The first collection began in 1972, when Dazzini received a rare Esperanto book (the first grammar of Esperanto ever published in Italy, written by Daniele Marignoni). The book was donated by the Italian linguist Bruno Migliorini and his brother Elio Migliorini, a geographer.

The core of the library consisted not only of books provided by the Migliorinis, but also of works donated by a lawyer Boscarino from Ragusa, Corrado Grazzini, Luigi Minnaja, and other Italian Esperantists.

The library was first hosted in the Malaspina Castle, on the hills surrounding Massa, and was then moved to the building of the State Archive in Massa.

In March 1994, the library and its archive were donated to the state and to the archive administration of the Italian Ministry of Culture.

In January 2007, the local Esperanto group in Massa began to catalogue the books and works hosted by the library. The work was helped and financed by the province of Massa-Carrara, together with the regional government of Tuscany and the Massa State Archive. The inauguration of the library's new location in the building of the State Archive was celebrated on 25 October 2008 in a public conference, called "Dall'Esperanto storico al multimediale" ("From historical to multimedial Esperanto"), hosted in the Sala della Resistenza of the Ducal Palace of Massa.

==Collection==
The library hosts books written in or related to Esperanto; the books mainly deal with linguistics, literature, theology and politics. Overall, the library hosts around 8,000 books. The majority of them were donated by the Dazzini family, and later by other Italian Esperantists.

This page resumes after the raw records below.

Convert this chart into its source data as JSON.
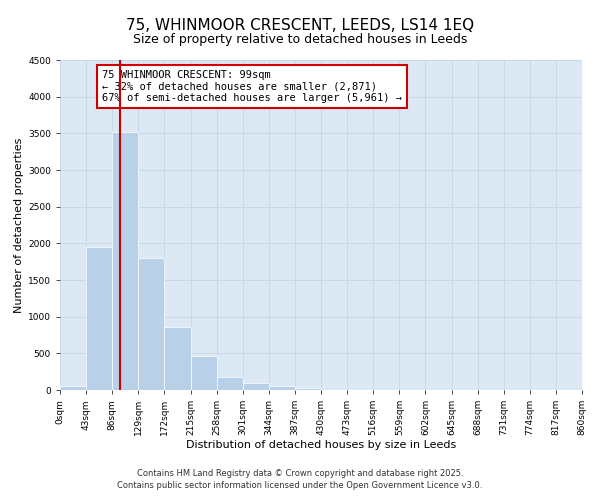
{
  "title": "75, WHINMOOR CRESCENT, LEEDS, LS14 1EQ",
  "subtitle": "Size of property relative to detached houses in Leeds",
  "xlabel": "Distribution of detached houses by size in Leeds",
  "ylabel": "Number of detached properties",
  "bin_labels": [
    "0sqm",
    "43sqm",
    "86sqm",
    "129sqm",
    "172sqm",
    "215sqm",
    "258sqm",
    "301sqm",
    "344sqm",
    "387sqm",
    "430sqm",
    "473sqm",
    "516sqm",
    "559sqm",
    "602sqm",
    "645sqm",
    "688sqm",
    "731sqm",
    "774sqm",
    "817sqm",
    "860sqm"
  ],
  "bar_values": [
    50,
    1950,
    3520,
    1800,
    860,
    460,
    175,
    90,
    50,
    25,
    0,
    0,
    0,
    0,
    0,
    0,
    0,
    0,
    0,
    0
  ],
  "bar_color": "#b8d0e8",
  "vline_color": "#cc0000",
  "vline_x": 2.3,
  "annotation_text_line1": "75 WHINMOOR CRESCENT: 99sqm",
  "annotation_text_line2": "← 32% of detached houses are smaller (2,871)",
  "annotation_text_line3": "67% of semi-detached houses are larger (5,961) →",
  "box_edge_color": "#cc0000",
  "ylim": [
    0,
    4500
  ],
  "yticks": [
    0,
    500,
    1000,
    1500,
    2000,
    2500,
    3000,
    3500,
    4000,
    4500
  ],
  "grid_color": "#c8d8e8",
  "background_color": "#dce8f4",
  "footer_line1": "Contains HM Land Registry data © Crown copyright and database right 2025.",
  "footer_line2": "Contains public sector information licensed under the Open Government Licence v3.0.",
  "title_fontsize": 11,
  "subtitle_fontsize": 9,
  "axis_label_fontsize": 8,
  "tick_fontsize": 6.5,
  "annotation_fontsize": 7.5,
  "footer_fontsize": 6
}
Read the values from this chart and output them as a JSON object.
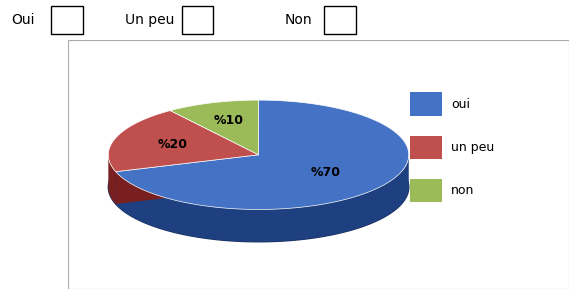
{
  "slices": [
    70,
    20,
    10
  ],
  "labels": [
    "oui",
    "un peu",
    "non"
  ],
  "colors": [
    "#4472C4",
    "#C0504D",
    "#9BBB59"
  ],
  "pct_labels": [
    "%70",
    "%20",
    "%10"
  ],
  "header_labels": [
    "Oui",
    "Un peu",
    "Non"
  ],
  "legend_labels": [
    "oui",
    "un peu",
    "non"
  ],
  "background_color": "#ffffff",
  "figure_size": [
    5.69,
    2.89
  ],
  "dpi": 100,
  "depth_colors": [
    "#1e4080",
    "#7a1f1f",
    "#4a6010"
  ],
  "bottom_color": "#1a3060"
}
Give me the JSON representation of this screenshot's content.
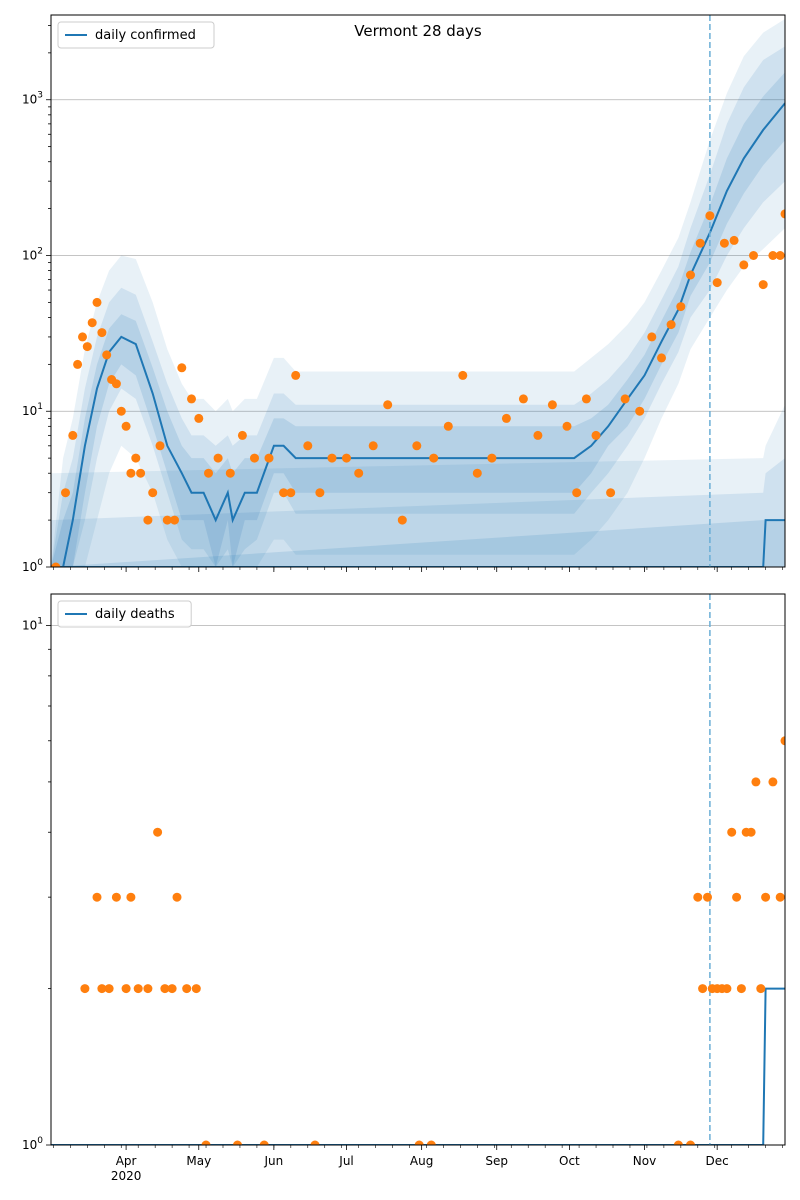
{
  "chart_data": [
    {
      "type": "line",
      "title": "Vermont 28 days",
      "yscale": "log",
      "ylim": [
        1,
        3500
      ],
      "xlim": [
        "2020-03-01",
        "2020-12-29"
      ],
      "forecast_start": "2020-11-28",
      "grid": "y-major",
      "legend_position": "top-left",
      "x_ticks": [
        "Apr\n2020",
        "May",
        "Jun",
        "Jul",
        "Aug",
        "Sep",
        "Oct",
        "Nov",
        "Dec"
      ],
      "y_ticks": [
        "10^0",
        "10^1",
        "10^2",
        "10^3"
      ],
      "series": [
        {
          "name": "daily confirmed",
          "kind": "median-line",
          "x": [
            "2020-03-01",
            "2020-03-06",
            "2020-03-10",
            "2020-03-15",
            "2020-03-20",
            "2020-03-25",
            "2020-03-30",
            "2020-04-05",
            "2020-04-12",
            "2020-04-18",
            "2020-04-24",
            "2020-04-28",
            "2020-05-03",
            "2020-05-08",
            "2020-05-13",
            "2020-05-15",
            "2020-05-20",
            "2020-05-25",
            "2020-06-01",
            "2020-06-05",
            "2020-06-10",
            "2020-06-17",
            "2020-06-25",
            "2020-07-10",
            "2020-07-25",
            "2020-08-10",
            "2020-08-25",
            "2020-09-05",
            "2020-09-15",
            "2020-09-22",
            "2020-09-28",
            "2020-10-03",
            "2020-10-10",
            "2020-10-17",
            "2020-10-25",
            "2020-11-01",
            "2020-11-08",
            "2020-11-15",
            "2020-11-20",
            "2020-11-28",
            "2020-12-05",
            "2020-12-12",
            "2020-12-20",
            "2020-12-29"
          ],
          "values": [
            1,
            1,
            2,
            6,
            14,
            24,
            30,
            27,
            13,
            6,
            4,
            3,
            3,
            2,
            3,
            2,
            3,
            3,
            6,
            6,
            5,
            5,
            5,
            5,
            5,
            5,
            5,
            5,
            5,
            5,
            5,
            5,
            6,
            8,
            12,
            17,
            28,
            45,
            75,
            140,
            260,
            420,
            640,
            950
          ],
          "band_inner": {
            "low": [
              1,
              1,
              1,
              3,
              8,
              15,
              20,
              17,
              8,
              4,
              2,
              2,
              2,
              1,
              2,
              1,
              2,
              2,
              4,
              4,
              3,
              3,
              3,
              3,
              3,
              3,
              3,
              3,
              3,
              3,
              3,
              3,
              4,
              6,
              8,
              12,
              20,
              32,
              55,
              90,
              160,
              250,
              380,
              550
            ],
            "high": [
              1,
              2,
              3,
              9,
              20,
              34,
              42,
              38,
              19,
              10,
              6,
              5,
              5,
              4,
              5,
              4,
              5,
              5,
              9,
              9,
              8,
              8,
              8,
              8,
              8,
              8,
              8,
              8,
              8,
              8,
              8,
              8,
              9,
              11,
              16,
              23,
              38,
              62,
              105,
              210,
              420,
              700,
              1050,
              1500
            ]
          },
          "band_mid": {
            "low": [
              1,
              1,
              1,
              2,
              5,
              10,
              14,
              12,
              6,
              3,
              1.5,
              1.3,
              1.3,
              1,
              1.3,
              1,
              1.3,
              1.5,
              3,
              3,
              2.2,
              2.2,
              2.2,
              2.2,
              2.2,
              2.2,
              2.2,
              2.2,
              2.2,
              2.2,
              2.2,
              2.2,
              3,
              4,
              6,
              9,
              15,
              24,
              40,
              60,
              100,
              150,
              220,
              300
            ],
            "high": [
              1,
              3,
              5,
              14,
              30,
              50,
              62,
              56,
              28,
              15,
              9,
              7,
              7,
              6,
              7,
              6,
              7,
              7,
              13,
              13,
              11,
              11,
              11,
              11,
              11,
              11,
              11,
              11,
              11,
              11,
              11,
              11,
              13,
              16,
              22,
              32,
              52,
              85,
              150,
              330,
              700,
              1200,
              1800,
              2200
            ]
          },
          "band_outer": {
            "low": [
              1,
              1,
              1,
              1,
              2,
              4,
              6,
              5,
              3,
              1.5,
              1,
              1,
              1,
              1,
              1,
              1,
              1,
              1,
              1.5,
              1.5,
              1.2,
              1.2,
              1.2,
              1.2,
              1.2,
              1.2,
              1.2,
              1.2,
              1.2,
              1.2,
              1.2,
              1.2,
              1.5,
              2,
              3,
              5,
              9,
              15,
              25,
              40,
              60,
              85,
              110,
              150
            ],
            "high": [
              1,
              5,
              9,
              25,
              50,
              80,
              100,
              95,
              50,
              25,
              15,
              12,
              12,
              10,
              12,
              10,
              12,
              12,
              22,
              22,
              18,
              18,
              18,
              18,
              18,
              18,
              18,
              18,
              18,
              18,
              18,
              18,
              22,
              27,
              36,
              50,
              80,
              130,
              220,
              550,
              1100,
              1900,
              2700,
              3300
            ]
          }
        },
        {
          "name": "observed daily confirmed",
          "kind": "points",
          "x": [
            "2020-03-03",
            "2020-03-07",
            "2020-03-10",
            "2020-03-12",
            "2020-03-14",
            "2020-03-16",
            "2020-03-18",
            "2020-03-20",
            "2020-03-22",
            "2020-03-24",
            "2020-03-26",
            "2020-03-28",
            "2020-03-30",
            "2020-04-01",
            "2020-04-03",
            "2020-04-05",
            "2020-04-07",
            "2020-04-10",
            "2020-04-12",
            "2020-04-15",
            "2020-04-18",
            "2020-04-21",
            "2020-04-24",
            "2020-04-28",
            "2020-05-01",
            "2020-05-05",
            "2020-05-09",
            "2020-05-14",
            "2020-05-19",
            "2020-05-24",
            "2020-05-30",
            "2020-06-05",
            "2020-06-08",
            "2020-06-10",
            "2020-06-15",
            "2020-06-20",
            "2020-06-25",
            "2020-07-01",
            "2020-07-06",
            "2020-07-12",
            "2020-07-18",
            "2020-07-24",
            "2020-07-30",
            "2020-08-06",
            "2020-08-12",
            "2020-08-18",
            "2020-08-24",
            "2020-08-30",
            "2020-09-05",
            "2020-09-12",
            "2020-09-18",
            "2020-09-24",
            "2020-09-30",
            "2020-10-04",
            "2020-10-08",
            "2020-10-12",
            "2020-10-18",
            "2020-10-24",
            "2020-10-30",
            "2020-11-04",
            "2020-11-08",
            "2020-11-12",
            "2020-11-16",
            "2020-11-20",
            "2020-11-24",
            "2020-11-28",
            "2020-12-01",
            "2020-12-04",
            "2020-12-08",
            "2020-12-12",
            "2020-12-16",
            "2020-12-20",
            "2020-12-24",
            "2020-12-27",
            "2020-12-29"
          ],
          "values": [
            1,
            3,
            7,
            20,
            30,
            26,
            37,
            50,
            32,
            23,
            16,
            15,
            10,
            8,
            4,
            5,
            4,
            2,
            3,
            6,
            2,
            2,
            19,
            12,
            9,
            4,
            5,
            4,
            7,
            5,
            5,
            3,
            3,
            17,
            6,
            3,
            5,
            5,
            4,
            6,
            11,
            2,
            6,
            5,
            8,
            17,
            4,
            5,
            9,
            12,
            7,
            11,
            8,
            3,
            12,
            7,
            3,
            12,
            10,
            30,
            22,
            36,
            47,
            75,
            120,
            180,
            67,
            120,
            125,
            87,
            100,
            65,
            100,
            100,
            185
          ]
        },
        {
          "name": "daily deaths",
          "kind": "median-line",
          "x": [
            "2020-03-01",
            "2020-12-20",
            "2020-12-21",
            "2020-12-29"
          ],
          "values": [
            1,
            1,
            2,
            2
          ],
          "band_inner": {
            "low": [
              1,
              1,
              1,
              1
            ],
            "high": [
              1,
              2,
              2,
              2
            ]
          },
          "band_mid": {
            "low": [
              1,
              1,
              1,
              1
            ],
            "high": [
              2,
              3,
              4,
              5
            ]
          },
          "band_outer": {
            "low": [
              1,
              1,
              1,
              1
            ],
            "high": [
              4,
              5,
              6,
              11
            ]
          }
        }
      ]
    },
    {
      "type": "scatter",
      "title": "",
      "yscale": "log",
      "ylim": [
        1,
        11.5
      ],
      "xlim": [
        "2020-03-01",
        "2020-12-29"
      ],
      "forecast_start": "2020-11-28",
      "grid": "y-major",
      "legend_position": "top-left",
      "x_ticks": [
        "Apr\n2020",
        "May",
        "Jun",
        "Jul",
        "Aug",
        "Sep",
        "Oct",
        "Nov",
        "Dec"
      ],
      "y_ticks": [
        "10^0",
        "10^1"
      ],
      "series": [
        {
          "name": "daily deaths",
          "kind": "median-line",
          "x": [
            "2020-03-01",
            "2020-12-20",
            "2020-12-21",
            "2020-12-29"
          ],
          "values": [
            1,
            1,
            2,
            2
          ]
        },
        {
          "name": "observed daily deaths",
          "kind": "points",
          "x": [
            "2020-03-15",
            "2020-03-20",
            "2020-03-22",
            "2020-03-25",
            "2020-03-28",
            "2020-04-01",
            "2020-04-03",
            "2020-04-06",
            "2020-04-10",
            "2020-04-14",
            "2020-04-17",
            "2020-04-20",
            "2020-04-22",
            "2020-04-26",
            "2020-04-30",
            "2020-05-04",
            "2020-05-17",
            "2020-05-28",
            "2020-06-18",
            "2020-07-31",
            "2020-08-05",
            "2020-11-15",
            "2020-11-20",
            "2020-11-23",
            "2020-11-25",
            "2020-11-27",
            "2020-11-29",
            "2020-12-01",
            "2020-12-03",
            "2020-12-05",
            "2020-12-07",
            "2020-12-09",
            "2020-12-11",
            "2020-12-13",
            "2020-12-15",
            "2020-12-17",
            "2020-12-19",
            "2020-12-21",
            "2020-12-24",
            "2020-12-27",
            "2020-12-29"
          ],
          "values": [
            2,
            3,
            2,
            2,
            3,
            2,
            3,
            2,
            2,
            4,
            2,
            2,
            3,
            2,
            2,
            1,
            1,
            1,
            1,
            1,
            1,
            1,
            1,
            3,
            2,
            3,
            2,
            2,
            2,
            2,
            4,
            3,
            2,
            4,
            4,
            5,
            2,
            3,
            5,
            3,
            6
          ]
        }
      ]
    }
  ]
}
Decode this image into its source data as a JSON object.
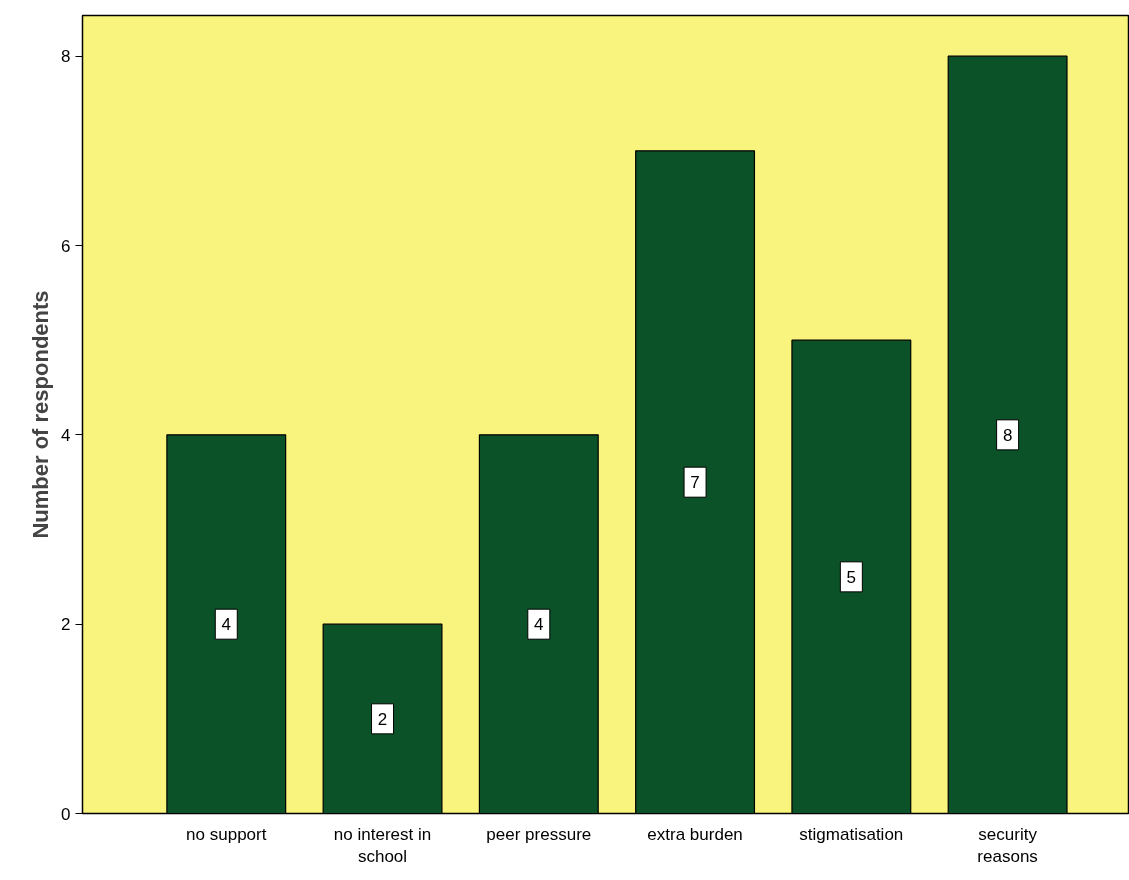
{
  "chart_data": {
    "type": "bar",
    "ylabel": "Number of respondents",
    "categories": [
      "no support",
      "no interest in school",
      "peer pressure",
      "extra burden",
      "stigmatisation",
      "security reasons"
    ],
    "values": [
      4,
      2,
      4,
      7,
      5,
      8
    ],
    "color": "#0b5229",
    "ylim": [
      0,
      8.43
    ],
    "yticks": [
      0,
      2,
      4,
      6,
      8
    ],
    "data_labels": true,
    "grid": false
  }
}
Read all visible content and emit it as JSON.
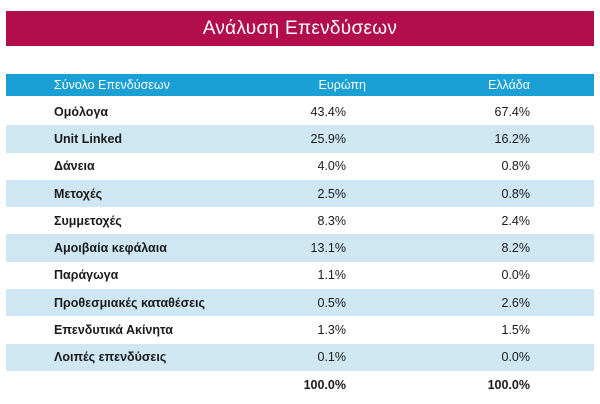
{
  "title": "Ανάλυση Επενδύσεων",
  "table": {
    "headers": {
      "label": "Σύνολο Επενδύσεων",
      "europe": "Ευρώπη",
      "greece": "Ελλάδα"
    },
    "rows": [
      {
        "label": "Ομόλογα",
        "europe": "43.4%",
        "greece": "67.4%"
      },
      {
        "label": "Unit Linked",
        "europe": "25.9%",
        "greece": "16.2%"
      },
      {
        "label": "Δάνεια",
        "europe": "4.0%",
        "greece": "0.8%"
      },
      {
        "label": "Μετοχές",
        "europe": "2.5%",
        "greece": "0.8%"
      },
      {
        "label": "Συμμετοχές",
        "europe": "8.3%",
        "greece": "2.4%"
      },
      {
        "label": "Αμοιβαία κεφάλαια",
        "europe": "13.1%",
        "greece": "8.2%"
      },
      {
        "label": "Παράγωγα",
        "europe": "1.1%",
        "greece": "0.0%"
      },
      {
        "label": "Προθεσμιακές καταθέσεις",
        "europe": "0.5%",
        "greece": "2.6%"
      },
      {
        "label": "Επενδυτικά Ακίνητα",
        "europe": "1.3%",
        "greece": "1.5%"
      },
      {
        "label": "Λοιπές επενδύσεις",
        "europe": "0.1%",
        "greece": "0.0%"
      }
    ],
    "total": {
      "europe": "100.0%",
      "greece": "100.0%"
    }
  },
  "colors": {
    "banner": "#b10e4b",
    "header": "#1ba0d5",
    "stripe": "#cfe6f3"
  }
}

The collection includes 176 magazines, not yet catalogued, as well as other documents such as travel diaries, correspondence, photographic images and music recordings. About half of the collection is Esperanto translations of works of prose and poetry.

==Bibliography==
- Amedeo Benedetti, L'Esperanto e la Biblioteca Nazionale di Massa, in Charta, n. 97, May–June 2008, pp. 60–63.